Feedback on CV database schema: embedded data versus references

Thibaut_Voirand · April 24, 2024, 7:48am

Hi,

I am setting up a database to manage computer vision training data, and I would appreciate your feedback on my current schema and approach.

Current setup

The data consists of images (not stored in the database, I only store their paths as strings), annotations (equivalent to a labelling operation performed by a human operator on one image), and labels (their geometries are stored directly in the database).
Initially, I used separate collections for images, annotations, and labels, as shown below:

# Images collection:
{
    "_id": ObjectId('10'),
    "image_name": "DSC04799",
    "path": "/path/to/DSC04799.tif"
},
...

# Annotations collection:
{
    "_id": ObjectId('11'),
    "class": "Cat",
    "version": 1,
    "image_id": ObjectId('10'),
},
...

# Labels collection:
{
    "_id": ObjectId('12'),
    "geometry": [1, 2, 3, ...],
    "annotation_id": ObjectId('11'),
},
...

After reading the MongoDB documentation on embedding vs. referencing, I decided to switch to a single “images” collection with embedded annotations and labels::

{
    "_id": ObjectId('10'),
    "image_name": "DSC04799",
    "path": "/path/to/DSC04799.tif"
    "annotations":[
        {
            "_id": ObjectId('11'),
            "class": "Cat",
            "version": 1,
            "labels": [
                {
                    "_id": ObjectId('12'),
                    "geometry": [1, 2, 3, ...],
                },
                ...
            ]
        },
        ...
    ]
},
...

Code snippets

When using the previous schema, before inserting a new annotation I could easily check if it was already existing in the database(with pymongo):

annotation_doc = annotations_collection.find_one(
    {"image_id": image_id, "class": class, "version": version}
)
if annotation_doc is None:
    annotation_id = annotations_collection.insert_one(
        {"_id": ObjectId(), "image_id": image_id, "class": class, "version": version, "labels": labels}
    )

After the schema change, the equivalent operation became more complex:

# Look for annotation in DB, and insert it if not already present
pipeline = [
    {"$match": {"_id": image_id}},
    {"$unwind": "$annotations"},
    {"$match": {"annotations.class": class, "annotations.version": version}},
    {"$project": {"_id": "$annotations._id"}},
]
cursor = images_collection.aggregate(pipeline)
try:
    annotation_id = next(cursor)["_id"]
except StopIteration:
    annotation_id = images_collection.update_one(
        {"_id": image_id},
        {"$push": {"annotations": {"_id": ObjectId(), "class": class, "version": version, "labels": labels}},
    )

Concerns and questions

Since switching to the new schema, I find the queries more complex, and I’m wondering if I’m on the right track. Are these complex queries typical of MongoDB, or am I facing a learning curve?

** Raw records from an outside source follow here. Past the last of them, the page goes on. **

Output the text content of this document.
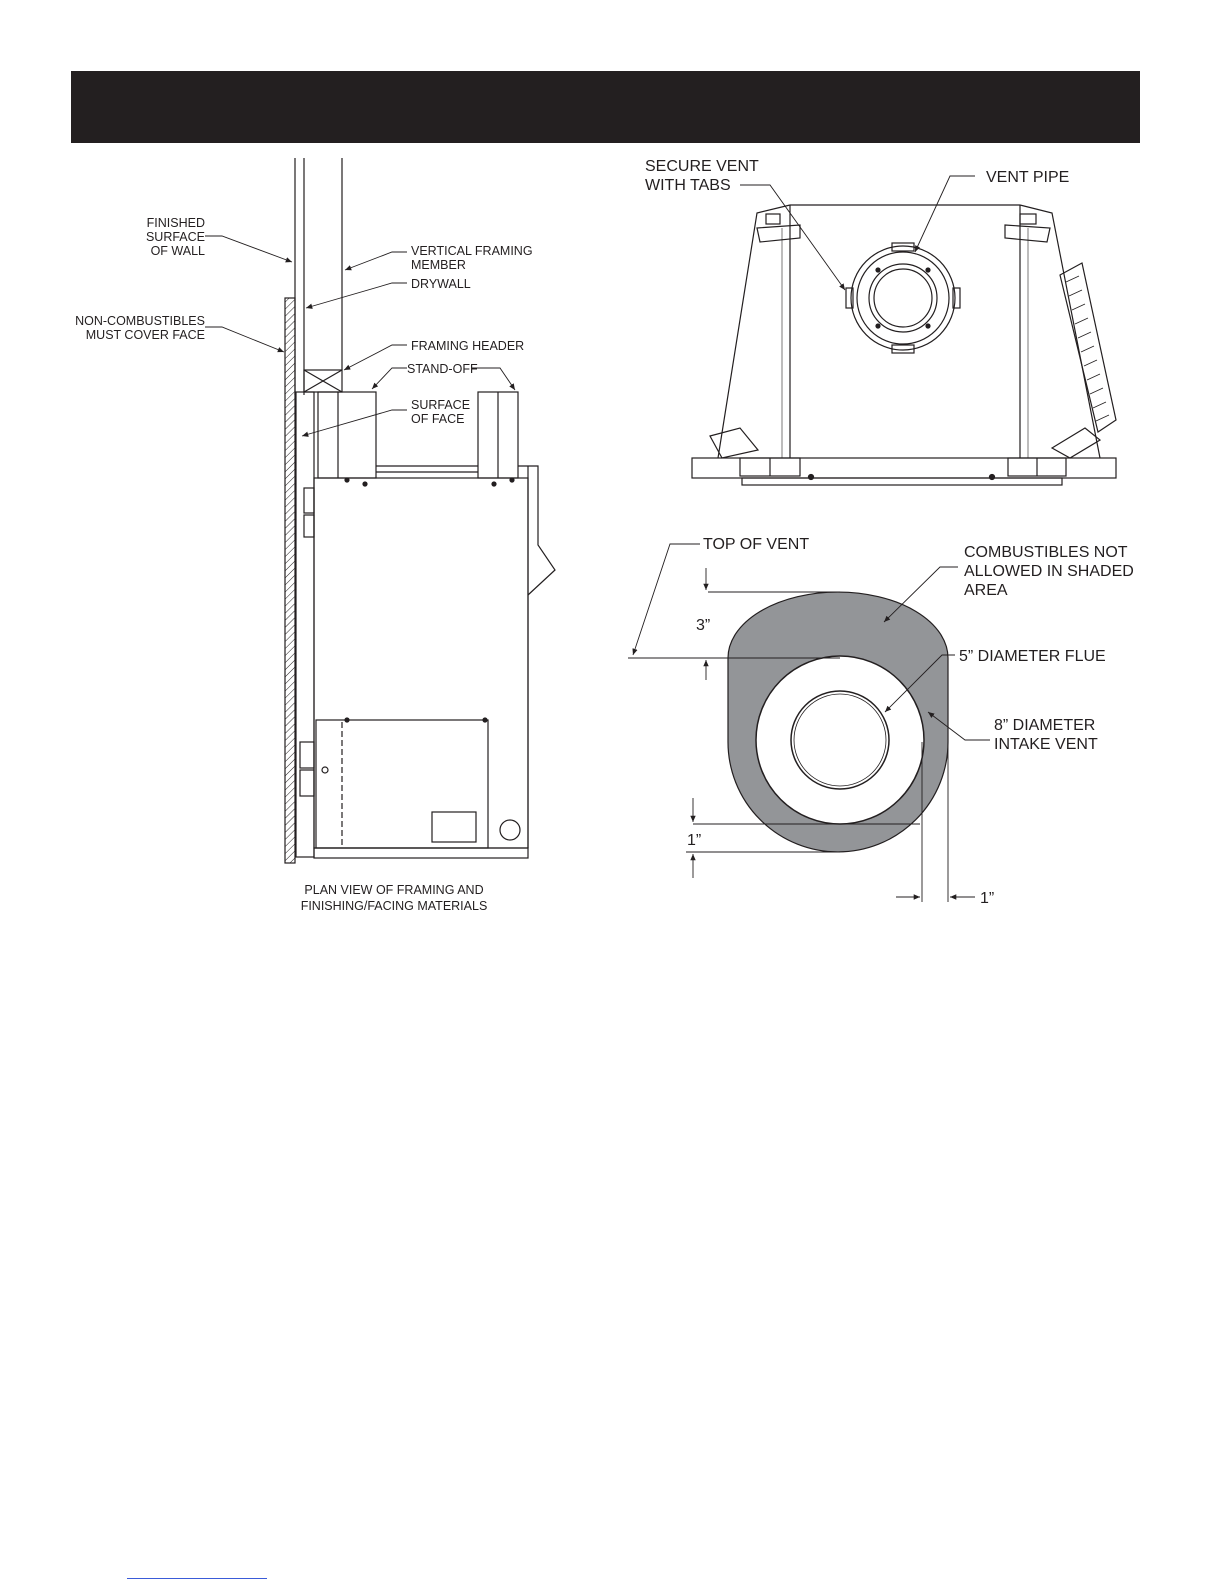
FINISHED
SURFACE
OF WALL
NON-COMBUSTIBLES
MUST COVER FACE
VERTICAL FRAMING
MEMBER
DRYWALL
FRAMING HEADER
STAND-OFF
SURFACE
OF FACE
PLAN VIEW OF FRAMING AND
FINISHING/FACING MATERIALS
SECURE VENT
WITH TABS	VENT PIPE
TOP OF VENT	COMBUSTIBLES NOT
ALLOWED IN SHADED
AREA
5” DIAMETER FLUE
8” DIAMETER
INTAKE VENT
3”
1”
1”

I’m also curious about the pros and cons of using embedding in this scenario. Does the updated schema seem appropriate for my use case? Should I consider going back to separate collections?

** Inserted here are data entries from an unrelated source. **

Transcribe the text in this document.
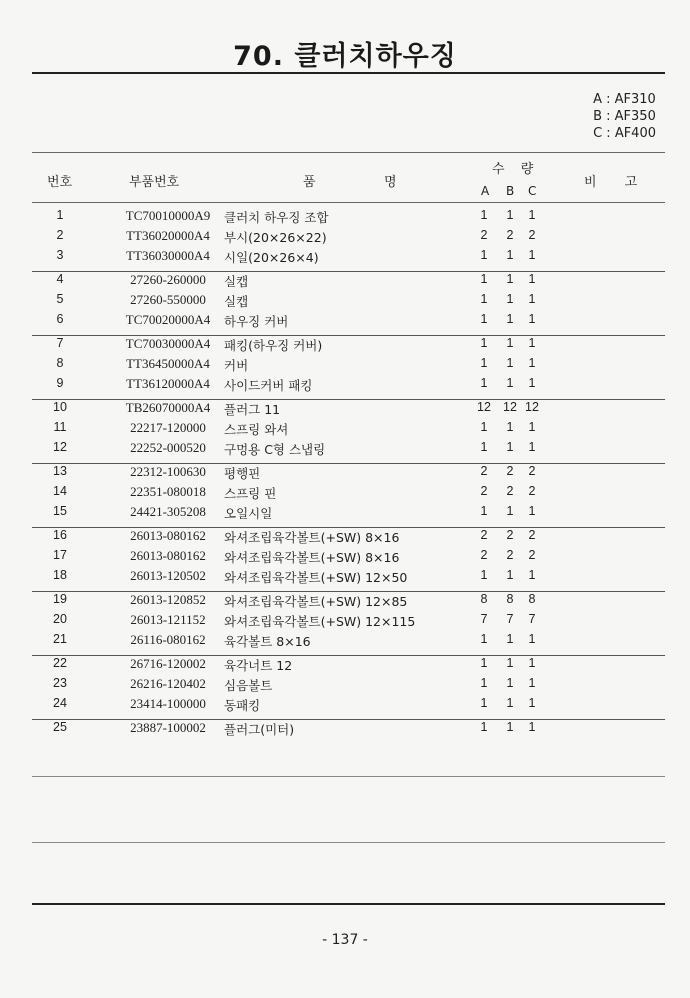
70. 클러치하우징
A : AF310
B : AF350
C : AF400
번호	부품번호	품	명
수 량
A B C
비 고
1	TC70010000A9	클러치 하우징 조합	1	1	1
2	TT36020000A4	부시(20×26×22)	2	2	2
3	TT36030000A4	시일(20×26×4)	1	1	1
4	27260-260000	실캡	1	1	1
5	27260-550000	실캡	1	1	1
6	TC70020000A4	하우징 커버	1	1	1
7	TC70030000A4	패킹(하우징 커버)	1	1	1
8	TT36450000A4	커버	1	1	1
9	TT36120000A4	사이드커버 패킹	1	1	1
10	TB26070000A4	플러그 11	12 12 12
11	22217-120000	스프링 와셔	1	1	1
12	22252-000520	구멍용 C형 스냅링	1	1	1
13	22312-100630	평행핀	2	2	2
14	22351-080018	스프링 핀	2	2	2
15	24421-305208	오일시일	1	1	1
16	26013-080162	와셔조립육각볼트(+SW) 8×16	2	2	2
17	26013-080162	와셔조립육각볼트(+SW) 8×16	2	2	2
18	26013-120502	와셔조립육각볼트(+SW) 12×50	1	1	1
19	26013-120852	와셔조립육각볼트(+SW) 12×85	8	8	8
20	26013-121152	와셔조립육각볼트(+SW) 12×115	7	7	7
21	26116-080162	육각볼트 8×16	1	1	1
22	26716-120002	육각너트 12	1	1	1
23	26216-120402	심음볼트	1	1	1
24	23414-100000	동패킹	1	1	1
25	23887-100002	플러그(미터)	1	1	1
- 137 -
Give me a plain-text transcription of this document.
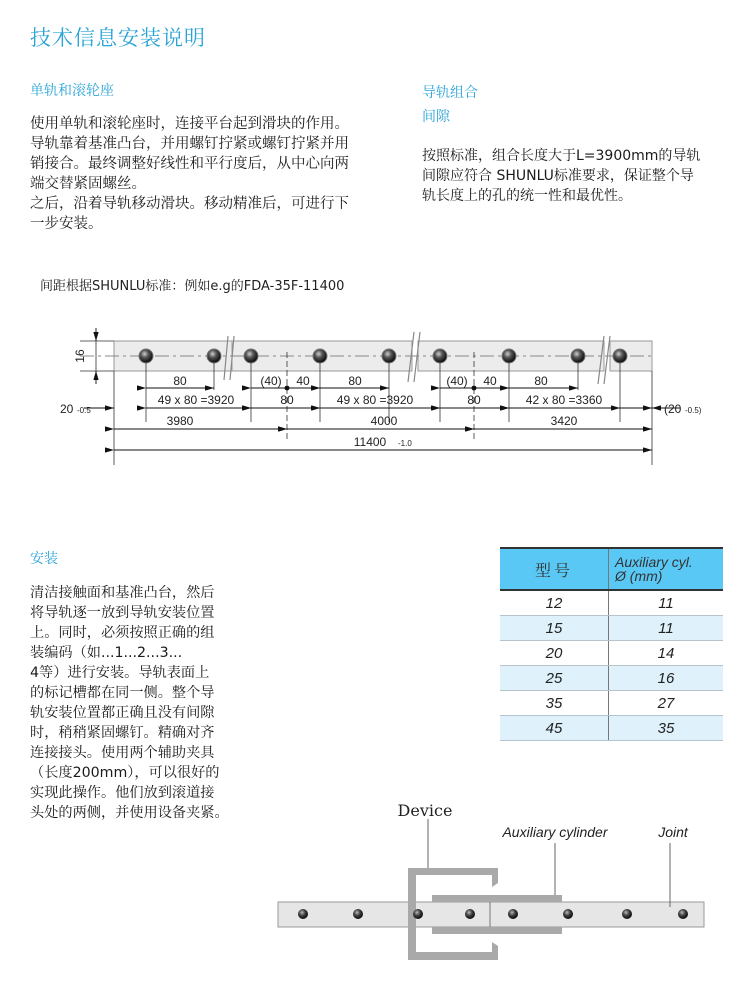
技术信息安装说明
单轨和滚轮座
使用单轨和滚轮座时，连接平台起到滑块的作用。
导轨靠着基准凸台，并用螺钉拧紧或螺钉拧紧并用
销接合。最终调整好线性和平行度后，从中心向两
端交替紧固螺丝。
之后，沿着导轨移动滑块。移动精准后，可进行下
一步安装。
导轨组合
间隙
按照标准，组合长度大于L=3900mm的导轨
间隙应符合 SHUNLU标准要求，保证整个导
轨长度上的孔的统一性和最优性。
间距根据SHUNLU标准：例如e.g的FDA-35F-11400
16
20 -0.5
80
49 x 80 =3920
(40) 40
80
80
49 x 80 =3920
(40) 40
80
80
42 x 80 =3360
(20 -0.5)
3980	4000	3420
11400 -1.0
安装
清洁接触面和基准凸台，然后
将导轨逐一放到导轨安装位置
上。同时，必须按照正确的组
装编码（如...1...2...3...
4等）进行安装。导轨表面上
的标记槽都在同一侧。整个导
轨安装位置都正确且没有间隙
时，稍稍紧固螺钉。精确对齐
连接接头。使用两个辅助夹具
（长度200mm），可以很好的
实现此操作。他们放到滚道接
头处的两侧，并使用设备夹紧。
型号	Auxiliary cyl.
Ø (mm)

12	11
15	11
20	14
25	16
35	27
45	35
Device
Auxiliary cylinder	Joint
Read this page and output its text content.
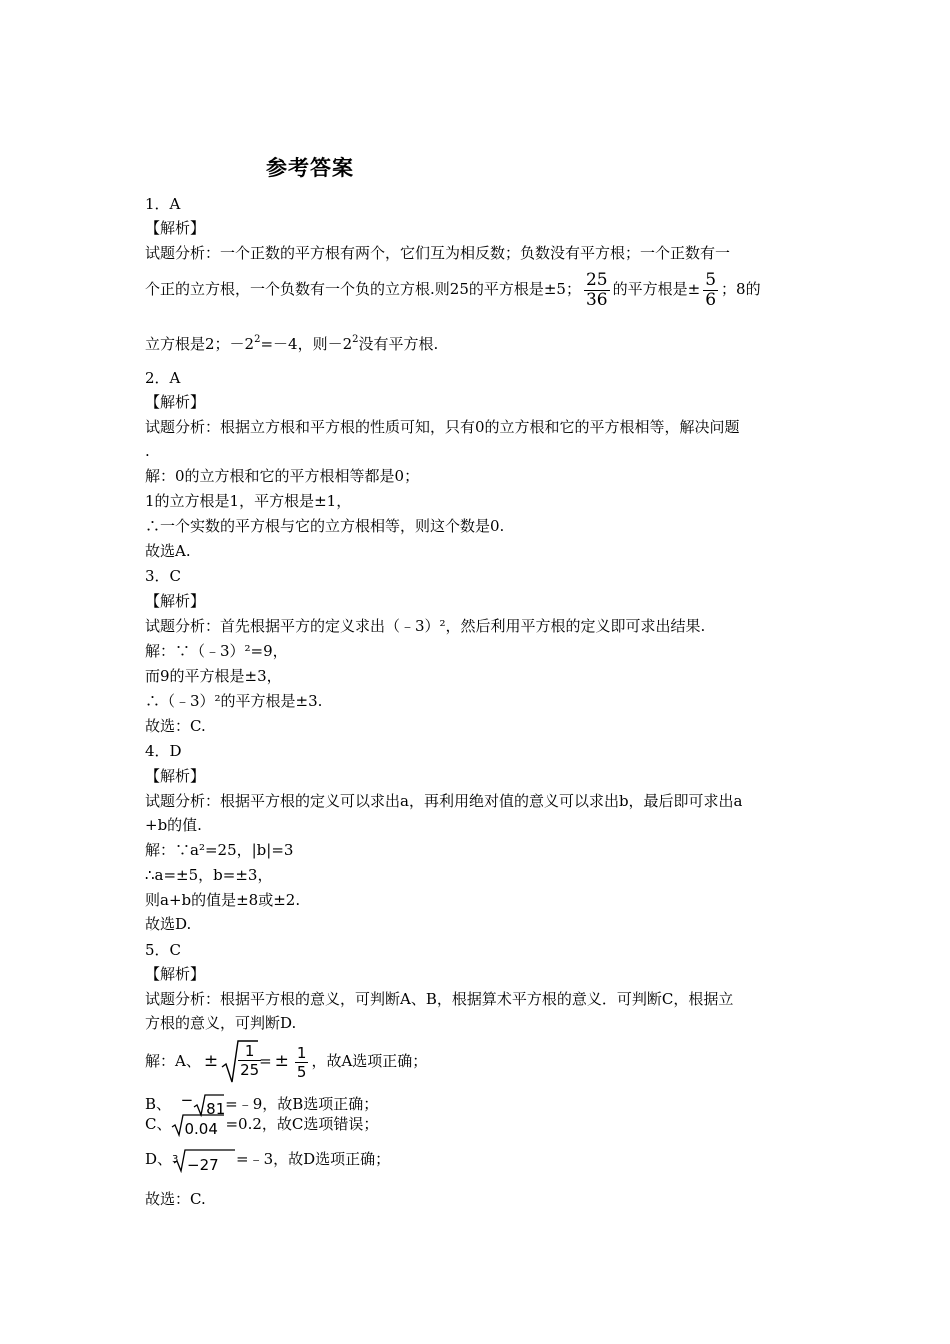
参考答案
1．A
【解析】
试题分析：一个正数的平方根有两个，它们互为相反数；负数没有平方根；一个正数有一
个正的立方根，一个负数有一个负的立方根.则25的平方根是±5； $\frac{25}{36}$ 的平方根是± $\frac{5}{6}$ ；8的
立方根是2；$-2^2=-4$，则$-2^2$没有平方根.
2．A
【解析】
试题分析：根据立方根和平方根的性质可知，只有0的立方根和它的平方根相等，解决问题
.
解：0的立方根和它的平方根相等都是0；
1的立方根是1，平方根是±1，
∴一个实数的平方根与它的立方根相等，则这个数是0.
故选A.
3．C
【解析】
试题分析：首先根据平方的定义求出（﹣3）²，然后利用平方根的定义即可求出结果.
解：∵（﹣3）²=9，
而9的平方根是±3，
∴（﹣3）²的平方根是±3.
故选：C.
4．D
【解析】
试题分析：根据平方根的定义可以求出a，再利用绝对值的意义可以求出b，最后即可求出a
+b的值.
解：∵a²=25，|b|=3
∴a=±5，b=±3，
则a+b的值是±8或±2.
故选D.
5．C
【解析】
试题分析：根据平方根的意义，可判断A、B，根据算术平方根的意义．可判断C，根据立
方根的意义，可判断D.
解：A、 ± $\frac{1}{25}$
= ± $\frac{1}{5}$ ，故A选项正确；
B、 − 81 =﹣9，故B选项正确；
C、 0.04 =0.2，故C选项错误；
D、 3 −27 =﹣3，故D选项正确；
故选：C.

Thank you for your help and guidance!

Craig_Crevola · April 29, 2024, 6:31am

Hi Thibaut

From my experience, I generally use a couple of heuristics to determine when to embed vs extract to a collection. If the data to be embedded is unbounded, then you must extract, otherwise you can run the risk of breaching the document size limit. From there I look at the data use characteristics. Is the system read or write biased. If it’s more read heavy then I’d opt for embedding to lower the work of the lookups required to project a full document. Depending on how write heavy it is indicates a turning point to collections (for me anyway). You can utilise findOneandUpdate to bring your update to one command, see: db.collection.findOneAndUpdate() - MongoDB Manual v7.0

I use a combination of embedding and extract to collections in my projects, depending on what the system requirements are and also the non functional requirements.

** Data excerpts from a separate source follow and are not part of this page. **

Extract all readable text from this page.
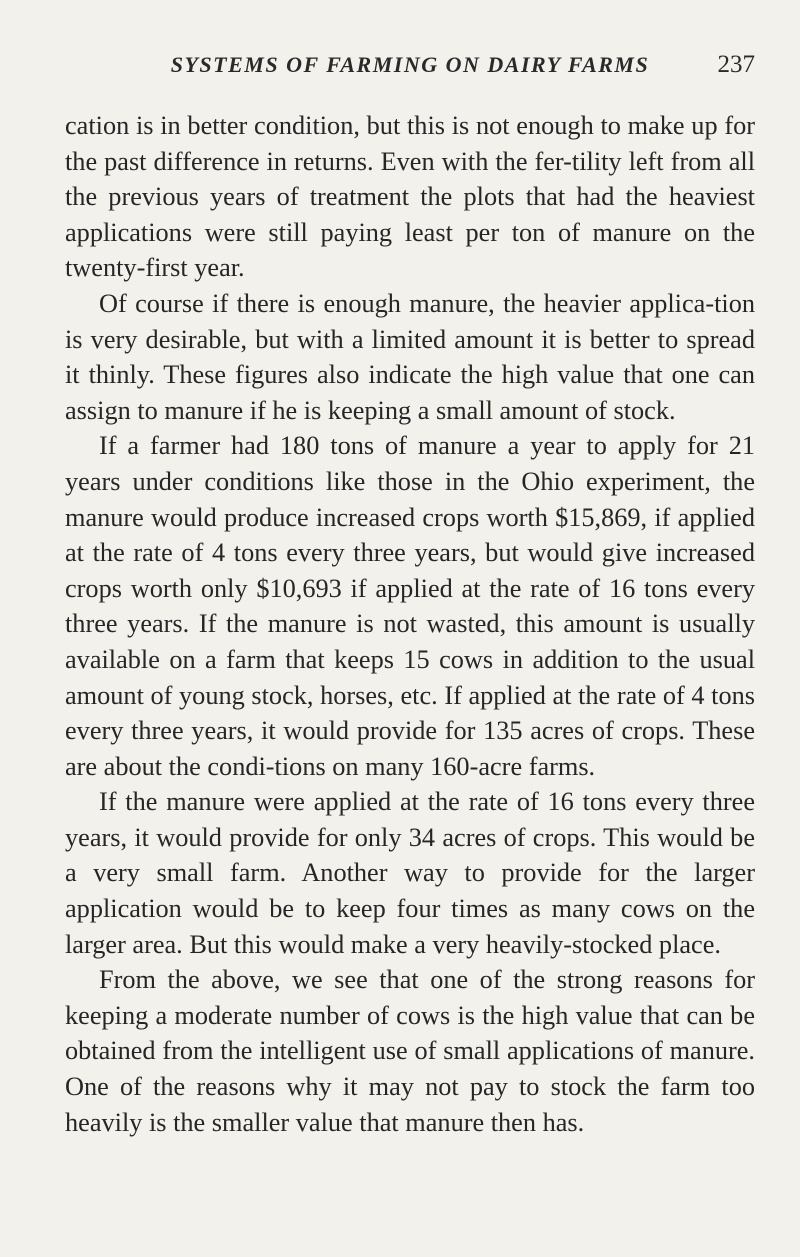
SYSTEMS OF FARMING ON DAIRY FARMS	237

cation is in better condition, but this is not enough to make up for the past difference in returns. Even with the fer-tility left from all the previous years of treatment the plots that had the heaviest applications were still paying least per ton of manure on the twenty-first year.

Of course if there is enough manure, the heavier applica-tion is very desirable, but with a limited amount it is better to spread it thinly. These figures also indicate the high value that one can assign to manure if he is keeping a small amount of stock.

If a farmer had 180 tons of manure a year to apply for 21 years under conditions like those in the Ohio experiment, the manure would produce increased crops worth $15,869, if applied at the rate of 4 tons every three years, but would give increased crops worth only $10,693 if applied at the rate of 16 tons every three years. If the manure is not wasted, this amount is usually available on a farm that keeps 15 cows in addition to the usual amount of young stock, horses, etc. If applied at the rate of 4 tons every three years, it would provide for 135 acres of crops. These are about the condi-tions on many 160-acre farms.

If the manure were applied at the rate of 16 tons every three years, it would provide for only 34 acres of crops. This would be a very small farm. Another way to provide for the larger application would be to keep four times as many cows on the larger area. But this would make a very heavily-stocked place.

From the above, we see that one of the strong reasons for keeping a moderate number of cows is the high value that can be obtained from the intelligent use of small applications of manure. One of the reasons why it may not pay to stock the farm too heavily is the smaller value that manure then has.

Again it really depends on your data use cases, the amount of expected data stored and the complexity of the code maintenance. You need to include in your thoughts the cost of the system in maintenance and execution.

Hope that helps.

Craig.

Thibaut_Voirand · May 2, 2024, 9:56am

Hi Craig,

Thanks a lot for your feedback. It confirms what I read in the documentation. It also confirms the impression I had that there isn’t necessarily a right/wrong answer, and that the decision depends on where we set the cursor notably between the read/write workload.

I am going to stick with the embedded documents schema, mainly because I expect the workload to be more read heavy.